Posted: April 11, 2013 4:05 PM
A crime lab in Arizona discovers potential problems with its blood alcohol testing equipment, researchers in Switzerland test “breath-prints”, Maine will use death investigators to overcome a lack of doctors, and more. Here is this week’s roundup of science news:
A crime lab in Arizona uncovered potential problems with its blood alcohol content (BAC) testing equipment. The lab has processed hundreds of drunken driving cases during the past four years, many of which could have been affected. The BAC equipment is using a software patch that violates lab protocol, resulting in repeatedly irregular data.
Researchers from Switzerland have found that individuals might have specific combinations of chemical reactions that affect their breath. Measuring and detecting these chemicals, could help identify a person by their “breathprint.”
Maine’s chief medical examiner supports a new bill that makes it possible to hire death investigators, rather than doctors, to collect evidence from the scene of death. The death investigators – emergency medical technicians, physician assistants, and the like – will allow the few doctors in the medical examiner system to perform autopsies and determine the cause and manner of death rather than collecting evidence in the field.

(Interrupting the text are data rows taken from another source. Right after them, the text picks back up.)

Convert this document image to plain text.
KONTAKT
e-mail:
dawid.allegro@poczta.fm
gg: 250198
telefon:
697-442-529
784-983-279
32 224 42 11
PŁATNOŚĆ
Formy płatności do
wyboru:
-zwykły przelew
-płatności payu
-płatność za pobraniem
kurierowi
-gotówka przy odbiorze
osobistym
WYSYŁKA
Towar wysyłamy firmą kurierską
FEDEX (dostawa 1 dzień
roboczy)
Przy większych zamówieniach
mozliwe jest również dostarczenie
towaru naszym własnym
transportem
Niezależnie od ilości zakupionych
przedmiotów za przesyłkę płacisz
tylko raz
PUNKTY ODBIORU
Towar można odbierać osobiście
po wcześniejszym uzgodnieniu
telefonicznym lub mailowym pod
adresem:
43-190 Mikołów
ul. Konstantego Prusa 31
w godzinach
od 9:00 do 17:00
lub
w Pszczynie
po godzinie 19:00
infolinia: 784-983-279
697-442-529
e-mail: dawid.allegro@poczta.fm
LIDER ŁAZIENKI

The Texas Forensic Science Commission filed their final report on a state crime lab scientist, revealing that there was a history of questionable work, almost one-third of which had to be corrected. Already a dozen convictions related to the scientist’s work have been overturned by the Texas Court of Criminal Appeals.
Momentum is slowly building among legislators for a new Kansas Bureau of Investigations (KBI) forensics laboratory that will be built on the Washburn University campus. With a DNA backlog that keeps growing, various university and KBI officials have garnered support for the new lab.